PROJECT ABSTRACT
Heart transplantation is a life-saving treatment for end-stage heart failure, a devastating disease which kills over
250,000 Americans each year. Unfortunately, the supply of deceased donor hearts cannot meet demand, and
over a third of candidates will die or be delisted without transplant. In the context of such scarcity, allocation must
make the best use of scarce deceased donor hearts by ranking candidates from most to least medically urgent.
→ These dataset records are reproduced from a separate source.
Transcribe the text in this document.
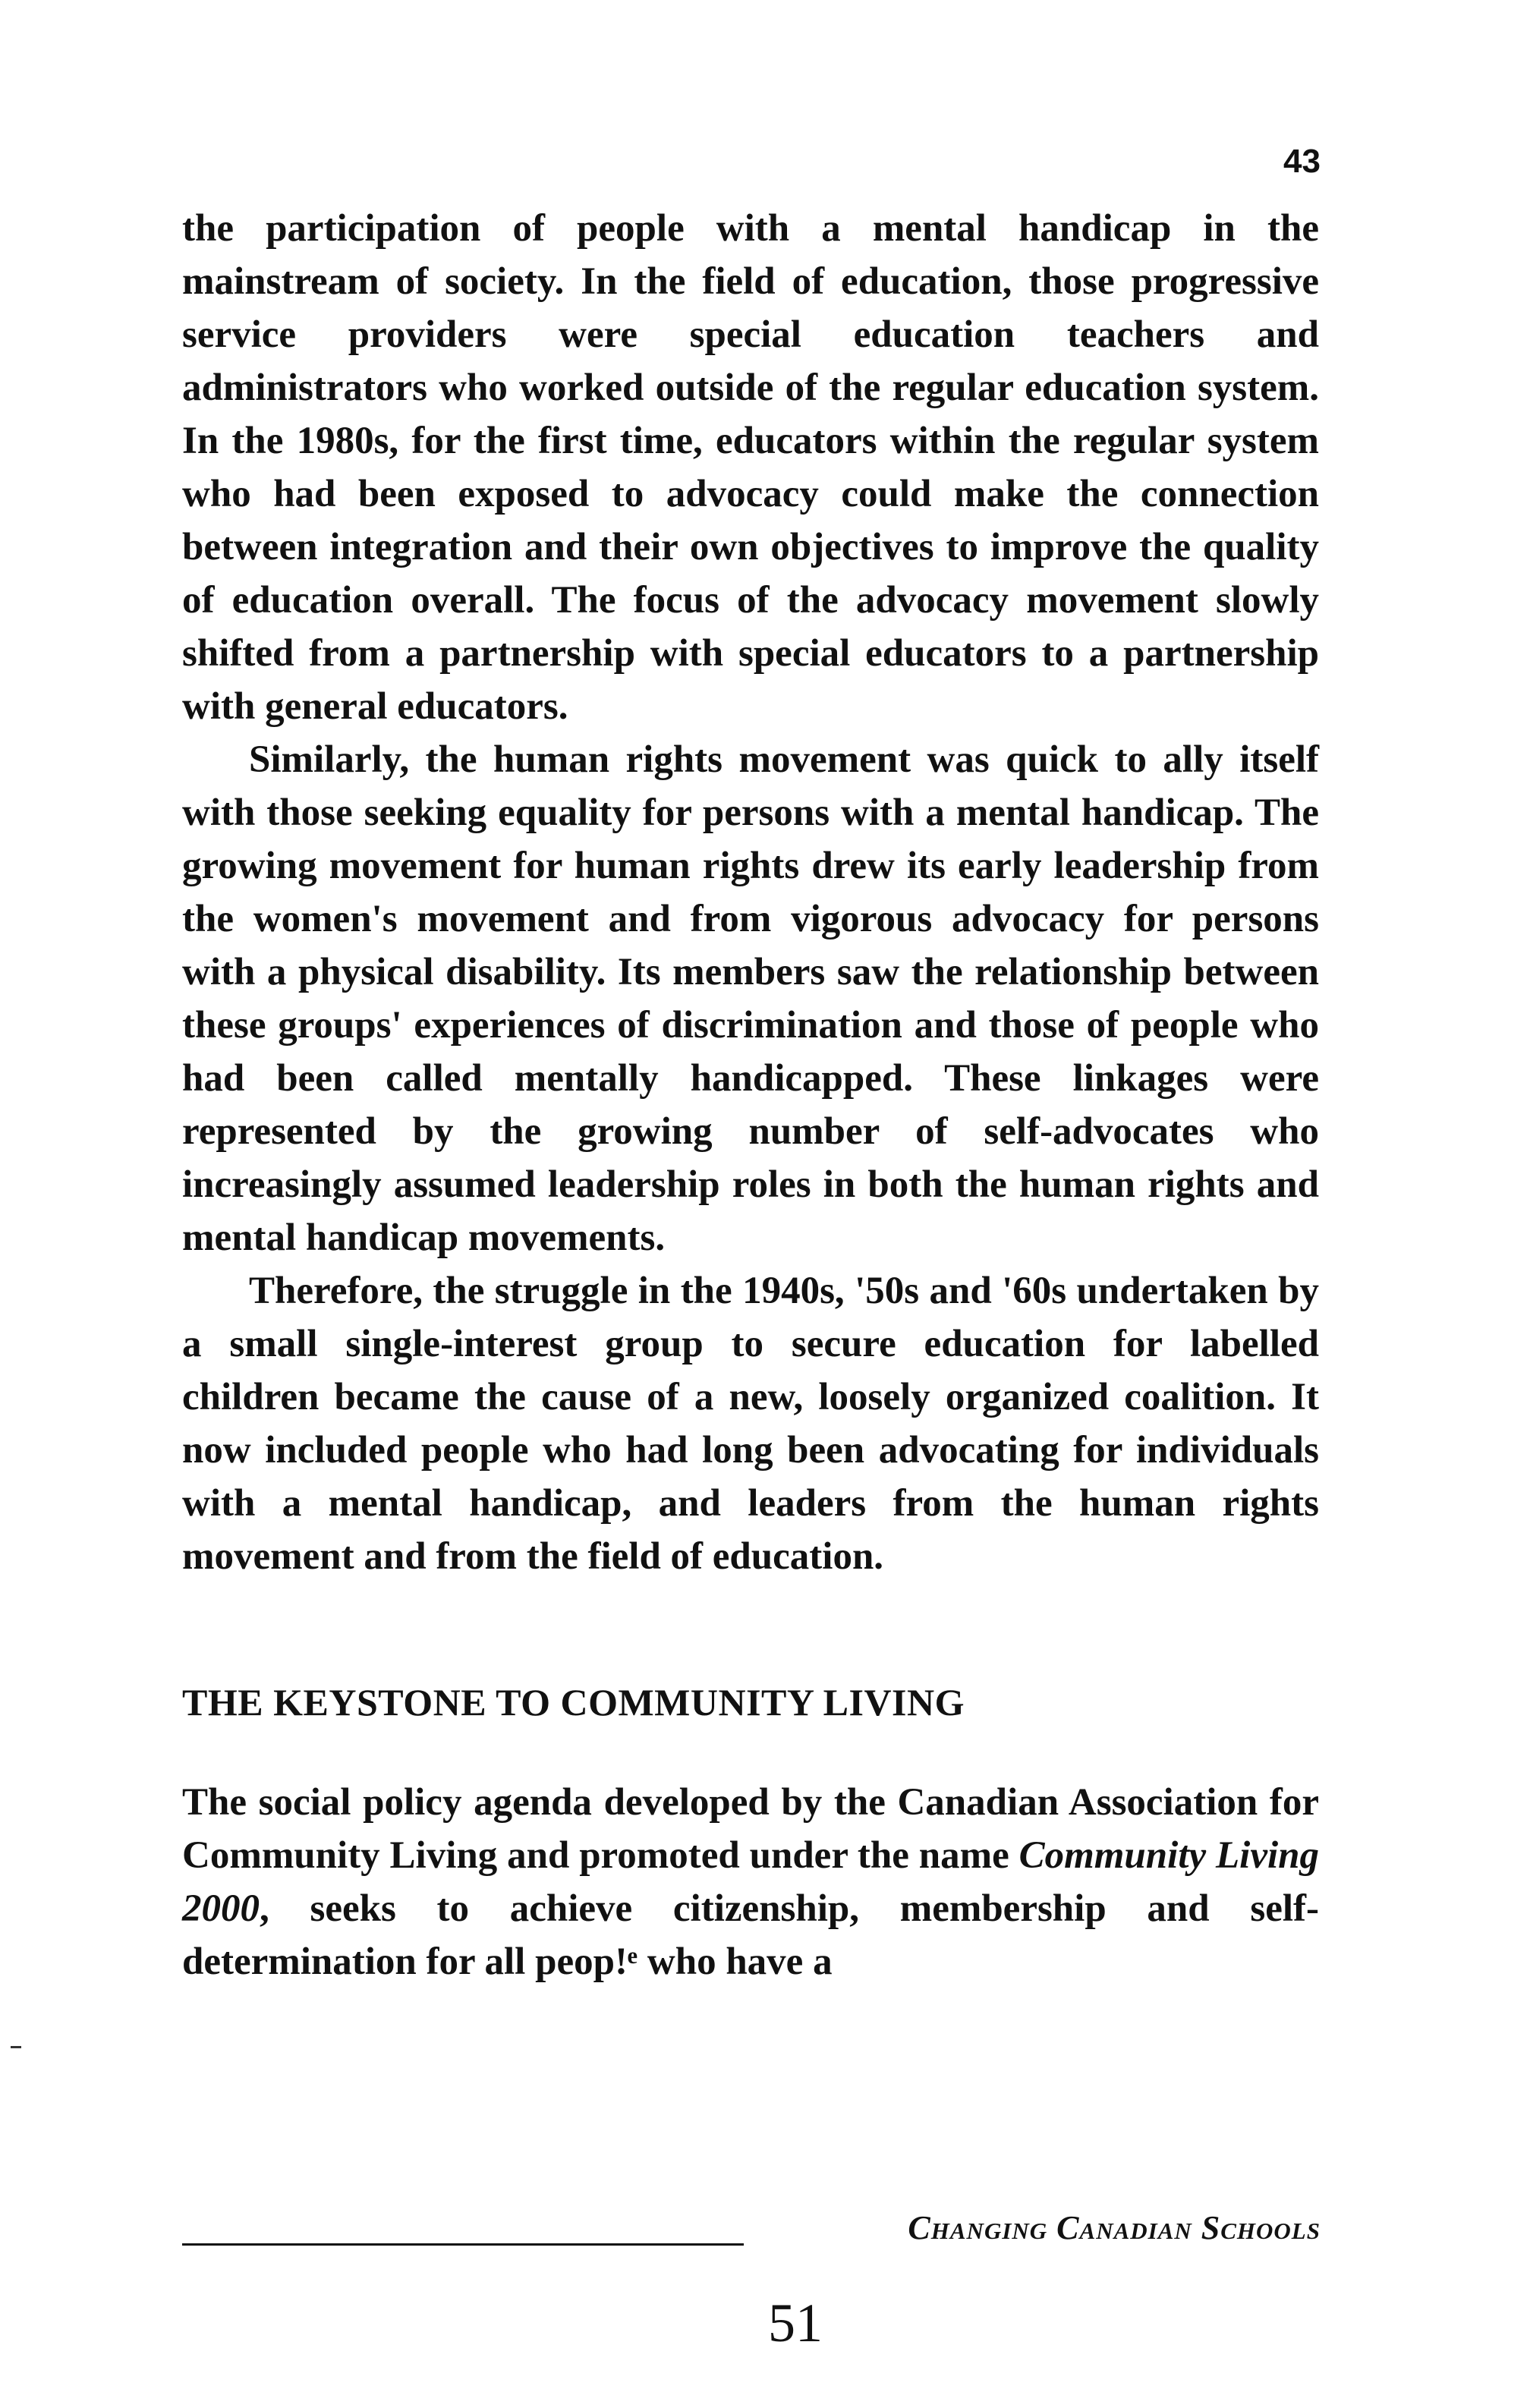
43

the participation of people with a mental handicap in the mainstream of society. In the field of education, those progressive service providers were special education teachers and administrators who worked outside of the regular education system. In the 1980s, for the first time, educators within the regular system who had been exposed to advocacy could make the connection between integration and their own objectives to improve the quality of education overall. The focus of the advocacy movement slowly shifted from a partnership with special educators to a partnership with general educators.

Similarly, the human rights movement was quick to ally itself with those seeking equality for persons with a mental handicap. The growing movement for human rights drew its early leadership from the women's movement and from vigorous advocacy for persons with a physical disability. Its members saw the relationship between these groups' experiences of discrimination and those of people who had been called mentally handicapped. These linkages were represented by the growing number of self-advocates who increasingly assumed leadership roles in both the human rights and mental handicap movements.

Therefore, the struggle in the 1940s, '50s and '60s undertaken by a small single-interest group to secure education for labelled children became the cause of a new, loosely organized coalition. It now included people who had long been advocating for individuals with a mental handicap, and leaders from the human rights movement and from the field of education.

THE KEYSTONE TO COMMUNITY LIVING

The social policy agenda developed by the Canadian Association for Community Living and promoted under the name Community Living 2000, seeks to achieve citizenship, membership and self-determination for all peop!ᵉ who have a

Changing Canadian Schools
51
In contrast to other organ transplant systems, there is currently no objective score used to rank heart transplant
candidates on the waitlist. Instead, each candidate’s priority for transplantation is based on “Status,” a
designation determined by the supportive therapy prescribed by their transplant center. I have previously shown
that some heart transplant centers appear to overtreat candidates with intensive therapies at far higher rates
than other centers. My preliminary data demonstrates that these practices have consequences for heart
allocation effectiveness. High survival benefit centers reserve intense supportive therapy for candidates who
have poor prognoses without transplant, saving lives by prioritizing the sickest patients. In contrast, low survival
benefit centers list stable candidates and escalate the use of supportive therapies. Based on these data, there
is a clear need for a new system to fairly allocate donor hearts. The overall objective of this K08 application is to
develop and simulate a novel Heart Allocation Score (HAS) designed to objectively identify the candidates who
gain the greatest survival benefit from heart transplantation. Previous attempts to develop such a score using
conventional statistical methods have been inaccurate, but cutting-edge machine learning (ML) techniques
outperform conventional regression models in many clinical contexts. In addition, a new open-source Heart
Simulated Allocation Model (HSAM) is needed to compare policy alternatives because the available program is
closed-source, inflexible, outdated, and structurally unable to simulate allocation scores developed with ML. My
overall hypothesis is that a HAS developed with ML will lead to policy that optimizes heart allocation. I will test
this hypothesis in three Aims. In Aim 1, I will use the complete national transplant registry dataset (N = 109,315
adult candidates) to predict waitlist survival, comparing ML prediction models to the current therapy-based
system. In Aim 2, I will use the same registry to predict post-transplant survival for heart recipients, comparing
conventional statistical methods to ML. In Aim 3, I will develop a) a new, open-source HSAM which I will use to
b) compare current policy to a novel HAS policy constructed from the best prediction models from Aim 1 & 2. My
overall career goal is to save lives by designing delivery systems that fairly and efficiently distribute scarce
medical resources. To accomplish this, I plan to earn a PhD in Health Services Research focused on ML,
simulation modeling, and health policy. Achieving the goals of this proposal will lead to the foundation of a novel
heart allocation system that has the potential to save lives and equip me with the skills needed for future R01-
level applications in the field of scarce healthcare resource allocation.